By UCLA Samueli Newsroom

The Natural Hazards Risk and Resiliency Research Center includes 37 researchers, from six Southern California research institutions, with expertise in engineering, science, public policy and economics.

Three dozen researchers from six Southern California institutions have joined together to study how to mitigate risks from deadly natural disasters, and how to improve responses to them.

The new Natural Hazards Risk and Resiliency Research Center, or NHR3, includes faculty and research staff members from UCLA, Caltech, the Southern California Earthquake Center, UC Irvine, UC San Diego, and USC.

The group will look at a broad range of threats, including wildfires, earthquakes, drought, landslides, sea-level rise, flooding, hurricanes, and tsunamis. They will investigate how those natural hazards could adversely affect populations, destroy infrastructure, and disrupt the economy and society. Then, they will study how to best mitigate those impacts, and develop strategic responses to improve communities’ resilience during and after such events.

Research aligned with these objectives is not a new concept, and has been undertaken by investigators across the United States and globally.

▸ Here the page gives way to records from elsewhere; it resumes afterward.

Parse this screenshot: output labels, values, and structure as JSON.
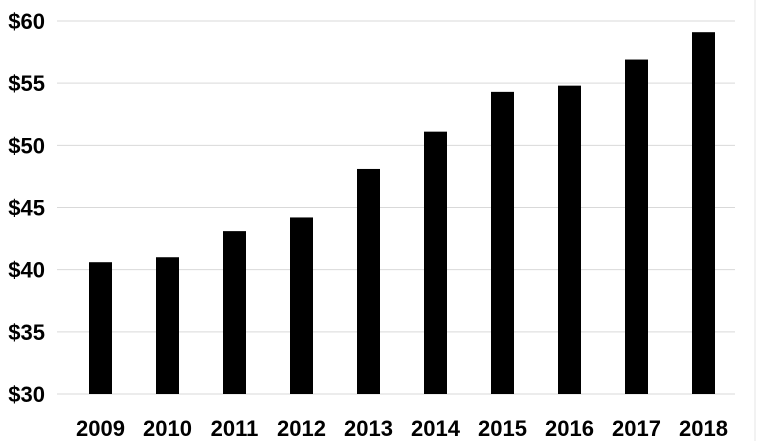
{
  "chart_data": {
    "type": "bar",
    "title": "",
    "xlabel": "",
    "ylabel": "",
    "categories": [
      "2009",
      "2010",
      "2011",
      "2012",
      "2013",
      "2014",
      "2015",
      "2016",
      "2017",
      "2018"
    ],
    "values": [
      40.6,
      41.0,
      43.1,
      44.2,
      48.1,
      51.1,
      54.3,
      54.8,
      56.9,
      59.1
    ],
    "ylim": [
      30,
      60
    ],
    "yticks": [
      30,
      35,
      40,
      45,
      50,
      55,
      60
    ],
    "ytick_labels": [
      "$30",
      "$35",
      "$40",
      "$45",
      "$50",
      "$55",
      "$60"
    ],
    "grid": true,
    "legend": "none",
    "colors": {
      "bar": "#000000",
      "grid": "#d9d9d9",
      "text": "#000000",
      "background": "#ffffff"
    }
  }
}
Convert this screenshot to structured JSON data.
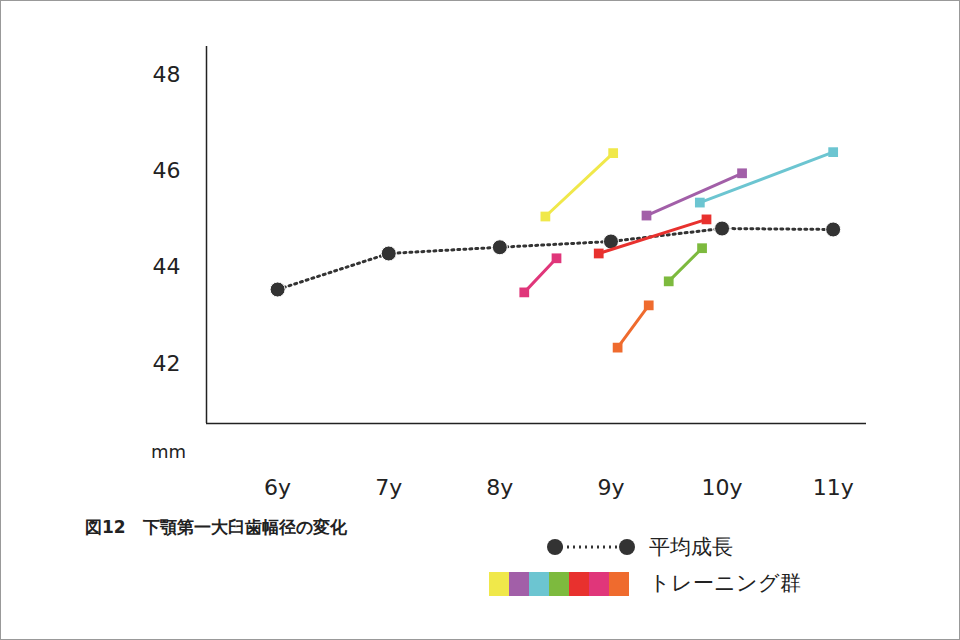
{
  "chart_data": {
    "type": "line",
    "title": "図12　下顎第一大臼歯幅径の変化",
    "y_label": "mm",
    "xlim": [
      5.36,
      11.3
    ],
    "ylim": [
      40.75,
      48.6
    ],
    "xticks": [
      {
        "value": 6,
        "label": "6y"
      },
      {
        "value": 7,
        "label": "7y"
      },
      {
        "value": 8,
        "label": "8y"
      },
      {
        "value": 9,
        "label": "9y"
      },
      {
        "value": 10,
        "label": "10y"
      },
      {
        "value": 11,
        "label": "11y"
      }
    ],
    "yticks": [
      42,
      44,
      46,
      48
    ],
    "grid": false,
    "legend": "bottom-right",
    "series": [
      {
        "name": "平均成長",
        "color": "#333333",
        "marker": "circle",
        "line_style": "dotted",
        "x": [
          6,
          7,
          8,
          9,
          10,
          11
        ],
        "values": [
          43.54,
          44.29,
          44.42,
          44.54,
          44.81,
          44.79
        ]
      },
      {
        "name": "トレーニング群",
        "color": "#f0e84a",
        "marker": "square",
        "line_style": "solid",
        "x": [
          8.41,
          9.02
        ],
        "values": [
          45.06,
          46.38
        ]
      },
      {
        "name": "トレーニング群",
        "color": "#a25fa8",
        "marker": "square",
        "line_style": "solid",
        "x": [
          9.32,
          10.18
        ],
        "values": [
          45.08,
          45.96
        ]
      },
      {
        "name": "トレーニング群",
        "color": "#6cc5d1",
        "marker": "square",
        "line_style": "solid",
        "x": [
          9.8,
          11.0
        ],
        "values": [
          45.35,
          46.4
        ]
      },
      {
        "name": "トレーニング群",
        "color": "#7dba3e",
        "marker": "square",
        "line_style": "solid",
        "x": [
          9.52,
          9.82
        ],
        "values": [
          43.71,
          44.4
        ]
      },
      {
        "name": "トレーニング群",
        "color": "#e8312e",
        "marker": "square",
        "line_style": "solid",
        "x": [
          8.89,
          9.86
        ],
        "values": [
          44.29,
          45.0
        ]
      },
      {
        "name": "トレーニング群",
        "color": "#e0367a",
        "marker": "square",
        "line_style": "solid",
        "x": [
          8.22,
          8.51
        ],
        "values": [
          43.48,
          44.19
        ]
      },
      {
        "name": "トレーニング群",
        "color": "#ef6b2e",
        "marker": "square",
        "line_style": "solid",
        "x": [
          9.06,
          9.34
        ],
        "values": [
          42.33,
          43.21
        ]
      }
    ]
  }
}
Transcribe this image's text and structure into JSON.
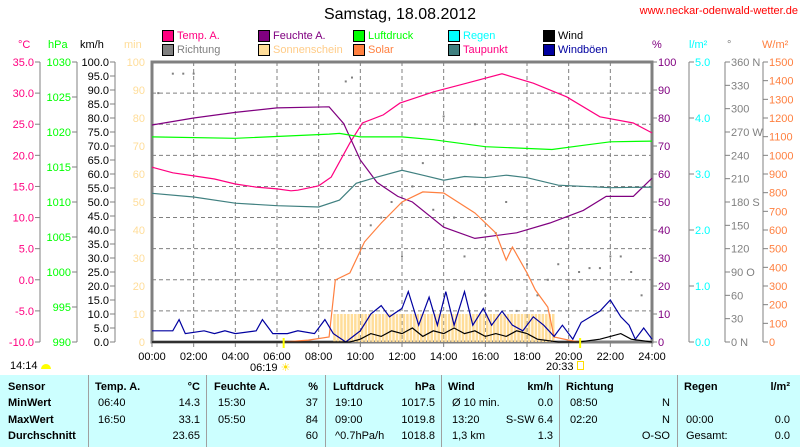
{
  "header": {
    "title": "Samstag, 18.08.2012",
    "url": "www.neckar-odenwald-wetter.de"
  },
  "units": {
    "temp": "°C",
    "pressure": "hPa",
    "wind": "km/h",
    "sun": "min",
    "humidity": "%",
    "rain": "l/m²",
    "direction": "°",
    "solar": "W/m²"
  },
  "legend": [
    {
      "label": "Temp. A.",
      "color": "#ff0080"
    },
    {
      "label": "Feuchte A.",
      "color": "#800080"
    },
    {
      "label": "Luftdruck",
      "color": "#00ff00"
    },
    {
      "label": "Regen",
      "color": "#00ffff"
    },
    {
      "label": "Wind",
      "color": "#000000"
    },
    {
      "label": "Richtung",
      "color": "#808080"
    },
    {
      "label": "Sonnenschein",
      "color": "#ffdd99"
    },
    {
      "label": "Solar",
      "color": "#ff8040"
    },
    {
      "label": "Taupunkt",
      "color": "#408080",
      "text_color": "#ff0080"
    },
    {
      "label": "Windböen",
      "color": "#0000a0"
    }
  ],
  "chart_data": {
    "type": "line",
    "title": "Samstag, 18.08.2012",
    "x": {
      "label": "Uhrzeit",
      "range": [
        0,
        24
      ],
      "ticks": [
        "00:00",
        "02:00",
        "04:00",
        "06:00",
        "08:00",
        "10:00",
        "12:00",
        "14:00",
        "16:00",
        "18:00",
        "20:00",
        "22:00",
        "24:00"
      ]
    },
    "axes": {
      "temp": {
        "range": [
          -10,
          35
        ],
        "step": 5,
        "decimals": 1,
        "color": "#ff0080"
      },
      "pressure": {
        "range": [
          990,
          1030
        ],
        "step": 5,
        "decimals": 0,
        "color": "#00ff00"
      },
      "wind": {
        "range": [
          0,
          100
        ],
        "step": 5,
        "decimals": 1,
        "color": "#000000"
      },
      "sun": {
        "range": [
          0,
          100
        ],
        "step": 10,
        "decimals": 0,
        "color": "#ffdd99"
      },
      "humidity": {
        "range": [
          0,
          100
        ],
        "step": 10,
        "decimals": 0,
        "color": "#800080"
      },
      "rain": {
        "range": [
          0,
          5
        ],
        "step": 1,
        "decimals": 1,
        "color": "#00ffff"
      },
      "direction": {
        "range": [
          0,
          360
        ],
        "step": 30,
        "decimals": 0,
        "color": "#808080",
        "labels": {
          "0": "N",
          "90": "O",
          "180": "S",
          "270": "W",
          "360": "N"
        }
      },
      "solar": {
        "range": [
          0,
          1500
        ],
        "step": 100,
        "decimals": 0,
        "color": "#ff8040"
      }
    },
    "series": [
      {
        "name": "Temp. A.",
        "axis": "temp",
        "color": "#ff0080",
        "points": [
          [
            0,
            18.1
          ],
          [
            1,
            17.2
          ],
          [
            2,
            16.7
          ],
          [
            3,
            16.2
          ],
          [
            4,
            15.4
          ],
          [
            5,
            14.9
          ],
          [
            6,
            14.6
          ],
          [
            6.67,
            14.3
          ],
          [
            7,
            14.4
          ],
          [
            8,
            15.1
          ],
          [
            8.6,
            16.5
          ],
          [
            9.5,
            22.0
          ],
          [
            10.1,
            25.2
          ],
          [
            11.1,
            26.5
          ],
          [
            11.9,
            28.4
          ],
          [
            13.5,
            30.2
          ],
          [
            15.1,
            31.6
          ],
          [
            16.8,
            33.1
          ],
          [
            18.3,
            31.6
          ],
          [
            19.9,
            29.4
          ],
          [
            21.5,
            26.2
          ],
          [
            23.1,
            25.2
          ],
          [
            24,
            23.6
          ]
        ]
      },
      {
        "name": "Feuchte A.",
        "axis": "humidity",
        "color": "#800080",
        "points": [
          [
            0,
            77.5
          ],
          [
            2,
            80
          ],
          [
            4,
            82
          ],
          [
            6,
            83.6
          ],
          [
            8.5,
            84
          ],
          [
            9.2,
            78
          ],
          [
            10,
            65
          ],
          [
            10.8,
            57
          ],
          [
            11.8,
            52
          ],
          [
            12.5,
            50
          ],
          [
            14,
            41
          ],
          [
            15.5,
            37
          ],
          [
            17.5,
            39
          ],
          [
            19.1,
            42.5
          ],
          [
            20.7,
            47
          ],
          [
            21.8,
            52
          ],
          [
            23.1,
            52
          ],
          [
            24,
            58.5
          ]
        ]
      },
      {
        "name": "Luftdruck",
        "axis": "pressure",
        "color": "#00ff00",
        "points": [
          [
            0,
            1019.3
          ],
          [
            4,
            1019.1
          ],
          [
            8.5,
            1019.7
          ],
          [
            9,
            1019.8
          ],
          [
            10,
            1019.3
          ],
          [
            12,
            1019.3
          ],
          [
            13.5,
            1018.9
          ],
          [
            16,
            1017.9
          ],
          [
            19.2,
            1017.5
          ],
          [
            20.7,
            1018.1
          ],
          [
            22,
            1018.6
          ],
          [
            24,
            1018.7
          ]
        ]
      },
      {
        "name": "Taupunkt",
        "axis": "temp",
        "color": "#408080",
        "points": [
          [
            0,
            13.9
          ],
          [
            2,
            13.3
          ],
          [
            4,
            12.3
          ],
          [
            6,
            11.9
          ],
          [
            8,
            11.7
          ],
          [
            9,
            12.8
          ],
          [
            9.8,
            15.5
          ],
          [
            10.8,
            16.5
          ],
          [
            12,
            17.6
          ],
          [
            13,
            16.8
          ],
          [
            14,
            16.0
          ],
          [
            15,
            16.6
          ],
          [
            16,
            16.4
          ],
          [
            17,
            16.8
          ],
          [
            18,
            16.4
          ],
          [
            19.5,
            15.2
          ],
          [
            22,
            14.8
          ],
          [
            24,
            14.9
          ]
        ]
      },
      {
        "name": "Solar",
        "axis": "solar",
        "color": "#ff8040",
        "points": [
          [
            6.3,
            0
          ],
          [
            7.5,
            10
          ],
          [
            8.5,
            27
          ],
          [
            8.8,
            332
          ],
          [
            9.5,
            370
          ],
          [
            10.2,
            536
          ],
          [
            11,
            637
          ],
          [
            12,
            750
          ],
          [
            13,
            804
          ],
          [
            14,
            798
          ],
          [
            15.5,
            691
          ],
          [
            16.5,
            584
          ],
          [
            17,
            439
          ],
          [
            17.3,
            509
          ],
          [
            18,
            370
          ],
          [
            18.4,
            279
          ],
          [
            19,
            187
          ],
          [
            19.3,
            27
          ],
          [
            20,
            10
          ],
          [
            20.5,
            0
          ]
        ]
      },
      {
        "name": "Windböen",
        "axis": "wind",
        "color": "#0000a0",
        "points": [
          [
            0,
            4
          ],
          [
            1,
            4
          ],
          [
            1.3,
            8
          ],
          [
            1.6,
            3
          ],
          [
            2.5,
            4
          ],
          [
            3,
            3
          ],
          [
            3.5,
            4
          ],
          [
            4,
            3
          ],
          [
            5,
            4
          ],
          [
            5.3,
            8
          ],
          [
            5.8,
            3
          ],
          [
            6.5,
            3
          ],
          [
            7,
            4
          ],
          [
            7.8,
            3
          ],
          [
            8.3,
            8
          ],
          [
            8.7,
            3
          ],
          [
            9.3,
            0
          ],
          [
            10,
            4
          ],
          [
            10.5,
            10
          ],
          [
            11,
            13
          ],
          [
            11.4,
            9
          ],
          [
            12,
            12
          ],
          [
            12.3,
            18
          ],
          [
            12.8,
            6
          ],
          [
            13.3,
            16
          ],
          [
            13.7,
            6
          ],
          [
            14.1,
            18
          ],
          [
            14.5,
            6
          ],
          [
            15,
            18
          ],
          [
            15.4,
            6
          ],
          [
            15.9,
            12
          ],
          [
            16.3,
            6
          ],
          [
            16.8,
            11
          ],
          [
            17.3,
            6
          ],
          [
            17.8,
            4
          ],
          [
            18.3,
            9
          ],
          [
            18.8,
            6
          ],
          [
            19.3,
            2
          ],
          [
            19.7,
            6
          ],
          [
            20.2,
            1
          ],
          [
            20.6,
            7
          ],
          [
            21.5,
            11
          ],
          [
            22,
            15
          ],
          [
            22.5,
            9
          ],
          [
            22.9,
            6
          ],
          [
            23.2,
            1
          ],
          [
            23.6,
            5
          ],
          [
            24,
            1
          ]
        ]
      },
      {
        "name": "Wind",
        "axis": "wind",
        "color": "#000000",
        "points": [
          [
            0,
            0
          ],
          [
            9.5,
            0
          ],
          [
            10,
            1
          ],
          [
            10.5,
            3
          ],
          [
            11,
            2
          ],
          [
            11.5,
            4
          ],
          [
            12,
            3
          ],
          [
            12.5,
            5
          ],
          [
            13,
            2
          ],
          [
            13.5,
            4
          ],
          [
            14,
            3
          ],
          [
            14.5,
            5
          ],
          [
            15,
            3
          ],
          [
            15.5,
            4
          ],
          [
            16,
            2
          ],
          [
            16.5,
            3
          ],
          [
            17,
            2
          ],
          [
            17.5,
            4
          ],
          [
            18,
            3
          ],
          [
            18.5,
            1
          ],
          [
            19.5,
            0
          ],
          [
            20.5,
            0
          ],
          [
            21.5,
            1
          ],
          [
            22,
            2
          ],
          [
            22.5,
            3
          ],
          [
            23,
            1
          ],
          [
            24,
            0
          ]
        ]
      }
    ],
    "sunshine": {
      "name": "Sonnenschein",
      "axis": "sun",
      "color": "#ffdd99",
      "from": 8.7,
      "to": 19.3,
      "value": 10
    },
    "direction": {
      "name": "Richtung",
      "axis": "direction",
      "color": "#808080",
      "points": [
        [
          0.3,
          320
        ],
        [
          1,
          345
        ],
        [
          1.5,
          345
        ],
        [
          2,
          345
        ],
        [
          6,
          0
        ],
        [
          6.5,
          0
        ],
        [
          7,
          0
        ],
        [
          9.3,
          335
        ],
        [
          9.6,
          340
        ],
        [
          10,
          120
        ],
        [
          10.5,
          150
        ],
        [
          11,
          160
        ],
        [
          11.5,
          180
        ],
        [
          12,
          110
        ],
        [
          12.5,
          200
        ],
        [
          13,
          230
        ],
        [
          13.5,
          170
        ],
        [
          14,
          290
        ],
        [
          14.5,
          160
        ],
        [
          15,
          110
        ],
        [
          15.5,
          280
        ],
        [
          16,
          60
        ],
        [
          16.5,
          140
        ],
        [
          17,
          180
        ],
        [
          17.5,
          40
        ],
        [
          18,
          100
        ],
        [
          18.5,
          60
        ],
        [
          19,
          80
        ],
        [
          19.5,
          100
        ],
        [
          20,
          80
        ],
        [
          20.5,
          90
        ],
        [
          21,
          95
        ],
        [
          21.5,
          95
        ],
        [
          22,
          110
        ],
        [
          22.5,
          110
        ],
        [
          23,
          90
        ],
        [
          23.5,
          60
        ],
        [
          24,
          40
        ]
      ]
    },
    "sunrise": {
      "time": "06:19",
      "hour": 6.32
    },
    "sunset": {
      "time": "20:33",
      "hour": 20.55
    },
    "day_length": "14:14"
  },
  "table": {
    "headers": {
      "sensor": "Sensor",
      "temp": "Temp. A.",
      "temp_unit": "°C",
      "hum": "Feuchte A.",
      "hum_unit": "%",
      "press": "Luftdruck",
      "press_unit": "hPa",
      "wind": "Wind",
      "wind_unit": "km/h",
      "dir": "Richtung",
      "rain": "Regen",
      "rain_unit": "l/m²"
    },
    "rows": [
      {
        "label": "MinWert",
        "temp_t": "06:40",
        "temp_v": "14.3",
        "hum_t": "15:30",
        "hum_v": "37",
        "press_t": "19:10",
        "press_v": "1017.5",
        "wind_t": "Ø 10 min.",
        "wind_v": "0.0",
        "dir_t": "08:50",
        "dir_v": "N",
        "rain_t": "",
        "rain_v": ""
      },
      {
        "label": "MaxWert",
        "temp_t": "16:50",
        "temp_v": "33.1",
        "hum_t": "05:50",
        "hum_v": "84",
        "press_t": "09:00",
        "press_v": "1019.8",
        "wind_t": "13:20",
        "wind_v": "S-SW 6.4",
        "dir_t": "02:20",
        "dir_v": "N",
        "rain_t": "00:00",
        "rain_v": "0.0"
      },
      {
        "label": "Durchschnitt",
        "temp_t": "",
        "temp_v": "23.65",
        "hum_t": "",
        "hum_v": "60",
        "press_t": "^0.7hPa/h",
        "press_v": "1018.8",
        "wind_t": "1,3 km",
        "wind_v": "1.3",
        "dir_t": "",
        "dir_v": "O-SO",
        "rain_t": "Gesamt:",
        "rain_v": "0.0"
      }
    ]
  }
}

However, as the scale of the threats from natural disasters grow, as evidenced by the recent wildfires for example, the center’s members felt there is a clear and urgent need to accelerate and better coordinate such efforts in a comprehensive and interdisciplinary manner.

“The members of NHR3 came together because we share a common passion for impactful research in natural hazards risk characterization and mitigation,” said Ali Mosleh, a distinguished professor of materials science and engineering at the UCLA Samueli School of Engineering and the director of the Garrick Institute. “Collectively, we are looking to offer new rational, science-based assessments of risks from these hazards, then offer strategies to help improve our responses during and after them.”